Towards K-means-friendly Spaces: Simultaneous Deep Learning and Clustering
This work addresses the challenge of improving clustering performance for data with complex nonlinear structures, though it appears incremental as it builds on prior joint optimization methods by incorporating deep learning.
The paper tackles the problem of jointly performing dimensionality reduction and clustering by assuming a nonlinear transformation from latent space to data, proposing a deep neural network approach to learn clustering-friendly representations. Experiments on real datasets demonstrate the method's effectiveness.

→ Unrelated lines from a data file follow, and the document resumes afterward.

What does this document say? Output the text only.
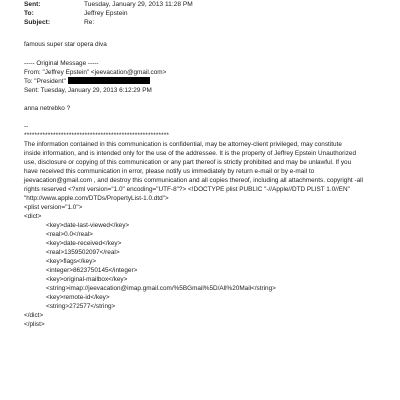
Sent:	Tuesday, January 29, 2013 11:28 PM
To:	Jeffrey Epstein
Subject:	Re:
famous super star opera diva
----- Original Message -----
From: "Jeffrey Epstein" <jeevacation@gmail.com>
To: "President"
Sent: Tuesday, January 29, 2013 6:12:29 PM
anna netrebko ?
--
*******************************************************
The information contained in this communication is confidential, may be attorney-client privileged, may constitute
inside information, and is intended only for the use of the addressee. It is the property of Jeffrey Epstein Unauthorized
use, disclosure or copying of this communication or any part thereof is strictly prohibited and may be unlawful. If you
have received this communication in error, please notify us immediately by return e-mail or by e-mail to
jeevacation@gmail.com , and destroy this communication and all copies thereof, including all attachments. copyright -all
rights reserved <?xml version="1.0" encoding="UTF-8"?> <!DOCTYPE plist PUBLIC "-//Apple//DTD PLIST 1.0//EN"
"http://www.apple.com/DTDs/PropertyList-1.0.dtd">
<plist version="1.0">
<dict>
<key>date-last-viewed</key>
<real>0.0</real>
<key>date-received</key>
<real>1359502097</real>
<key>flags</key>
<integer>8623750145</integer>
<key>original-mailbox</key>
<string>imap://jeevacation@imap.gmail.com/%5BGmail%5D/All%20Mail</string>
<key>remote-id</key>
<string>272577</string>
</dict>
</plist>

Most learning approaches treat dimensionality reduction (DR) and clustering separately (i.e., sequentially), but recent research has shown that optimizing the two tasks jointly can substantially improve the performance of both. The premise behind the latter genre is that the data samples are obtained via linear transformation of latent representations that are easy to cluster; but in practice, the transformation from the latent space to the data can be more complicated. In this work, we assume that this transformation is an unknown and possibly nonlinear function. To recover the `clustering-friendly' latent representations and to better cluster the data, we propose a joint DR and K-means clustering approach in which DR is accomplished via learning a deep neural network (DNN). The motivation is to keep the advantages of jointly optimizing the two tasks, while exploiting the deep neural network's ability to approximate any nonlinear function. This way, the proposed approach can work well for a broad class of generative models. Towards this end, we carefully design the DNN structure and the associated joint optimization criterion, and propose an effective and scalable algorithm to handle the formulated optimization problem. Experiments using different real datasets are employed to showcase the effectiveness of the proposed approach.